Elle a notamment suivi un cours intitulé The Trauma of Money (Le traumatisme de l'argent) et ce qu'elle a appris a fait une grande différence. "Ce cours a changé sa vie, parce qu'il a vraiment passé en revue tous nos systèmes monétaires et la manière dont ils sont mis en place, les bénéficiaires, les privilèges et les troubles que nous connaissons, et la manière dont, avec une approche fondée sur les traumatismes, nous pouvons guérir tous ces problèmes d'argent intergénérationnels que nous connaissons, et simplement comprendre d'où ils viennent, comment ces systèmes sont mis en place, et comment ils ne profitent qu'à une certaine minorité", raconte Ranger. Grâce à des techniques de thérapie somatique, elle a appris à guérir, à s'ouvrir et à se sentir en sécurité en apprenant à connaître l'argent et à établir une relation avec lui.
Si elle pouvait revenir en arrière et donner un message à sa cadette, ce serait : "Tu es suffisante et tu as ta place". Ranger a lutté contre le syndrome de l'imposteur et a dû apprendre à se faire confiance et à croire en elle, une leçon qu'elle aurait souhaité apprendre plus tôt dans sa vie. On lui a diagnostiqué un trouble déficitaire de l'attention tard dans sa vie et elle aurait aimé avoir plus de soutien en grandissant. Les autres choses qu'elle souhaiterait que sa cadette entende sont les suivantes : "Demandez plus d'aide. Obtenez le soutien nécessaire. Suivez toujours votre intuition".
Lorsqu'elle parcourt le monde, Ranger est inspirée par les femmes de sa vie, en particulier par un groupe dont elle fait partie, Indigenous Women Outdoors (Femmes indigènes en plein air). Il s'agit d'une communauté de femmes inclusive et solidaire qui, selon elle, a changé sa vie par la façon dont elle soutient l'accès sécuritaire aux activités de plein air. Ranger est également inspirée par les herboristes du passé et les enseignants qui ont façonné son parcours avec son apothicairerie, un parcours qui a commencé sur la terre.

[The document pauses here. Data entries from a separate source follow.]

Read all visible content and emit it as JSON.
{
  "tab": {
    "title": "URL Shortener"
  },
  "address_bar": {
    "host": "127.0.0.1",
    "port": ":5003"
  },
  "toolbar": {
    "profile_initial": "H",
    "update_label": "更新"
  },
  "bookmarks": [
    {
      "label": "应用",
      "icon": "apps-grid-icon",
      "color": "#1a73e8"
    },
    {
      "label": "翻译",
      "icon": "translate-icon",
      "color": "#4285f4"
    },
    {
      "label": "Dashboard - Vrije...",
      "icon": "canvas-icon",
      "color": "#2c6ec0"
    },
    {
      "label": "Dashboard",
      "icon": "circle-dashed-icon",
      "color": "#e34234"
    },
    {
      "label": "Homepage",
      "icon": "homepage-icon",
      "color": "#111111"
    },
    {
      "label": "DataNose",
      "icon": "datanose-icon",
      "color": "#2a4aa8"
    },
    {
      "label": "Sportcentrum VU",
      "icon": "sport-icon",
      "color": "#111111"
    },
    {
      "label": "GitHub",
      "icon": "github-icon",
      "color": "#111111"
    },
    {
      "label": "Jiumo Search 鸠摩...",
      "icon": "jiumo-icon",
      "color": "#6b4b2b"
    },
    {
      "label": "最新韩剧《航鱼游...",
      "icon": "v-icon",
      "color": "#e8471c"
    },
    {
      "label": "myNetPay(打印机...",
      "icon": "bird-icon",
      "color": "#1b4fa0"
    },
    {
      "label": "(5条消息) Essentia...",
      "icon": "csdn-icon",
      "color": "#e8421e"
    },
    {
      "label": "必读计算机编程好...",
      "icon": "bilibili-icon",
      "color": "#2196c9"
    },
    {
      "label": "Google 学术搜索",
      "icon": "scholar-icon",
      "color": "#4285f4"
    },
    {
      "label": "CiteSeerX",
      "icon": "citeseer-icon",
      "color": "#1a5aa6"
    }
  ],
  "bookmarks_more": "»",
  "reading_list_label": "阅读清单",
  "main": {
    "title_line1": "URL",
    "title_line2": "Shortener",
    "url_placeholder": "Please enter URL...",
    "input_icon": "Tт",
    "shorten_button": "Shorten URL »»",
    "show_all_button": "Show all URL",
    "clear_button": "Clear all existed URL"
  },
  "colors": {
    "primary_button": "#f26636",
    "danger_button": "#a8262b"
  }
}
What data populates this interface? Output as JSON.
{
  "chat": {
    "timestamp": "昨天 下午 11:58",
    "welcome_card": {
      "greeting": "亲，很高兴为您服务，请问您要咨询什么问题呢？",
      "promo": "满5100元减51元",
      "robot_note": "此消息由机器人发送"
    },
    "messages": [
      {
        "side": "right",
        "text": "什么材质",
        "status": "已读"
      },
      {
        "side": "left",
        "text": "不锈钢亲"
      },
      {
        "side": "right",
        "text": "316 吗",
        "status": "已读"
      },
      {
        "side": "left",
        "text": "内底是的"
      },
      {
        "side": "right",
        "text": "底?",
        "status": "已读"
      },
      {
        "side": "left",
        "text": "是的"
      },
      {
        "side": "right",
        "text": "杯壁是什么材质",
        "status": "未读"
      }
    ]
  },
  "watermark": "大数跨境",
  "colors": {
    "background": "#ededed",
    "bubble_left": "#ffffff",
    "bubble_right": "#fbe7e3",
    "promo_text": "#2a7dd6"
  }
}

La terre est son lieu de prédilection et, en tant que coéquipière, elle y passe ses journées. Passant d'une apothicairerie à une marque de boissons, elle a découvert que l'herboristerie est sa tasse de thé - Ranger Tea. Elle escalade des montagnes pour cueillir des plantes médicinales pour ses mélanges et a appris en cours de route que l'argent est un médicament. L'infusion du thé est un acte intentionnel, mais son entreprise est née, tout comme son amour des plantes et des herbes il y a si longtemps.
Merci à Alison Tedford Seaweed pour la rédaction de cet article.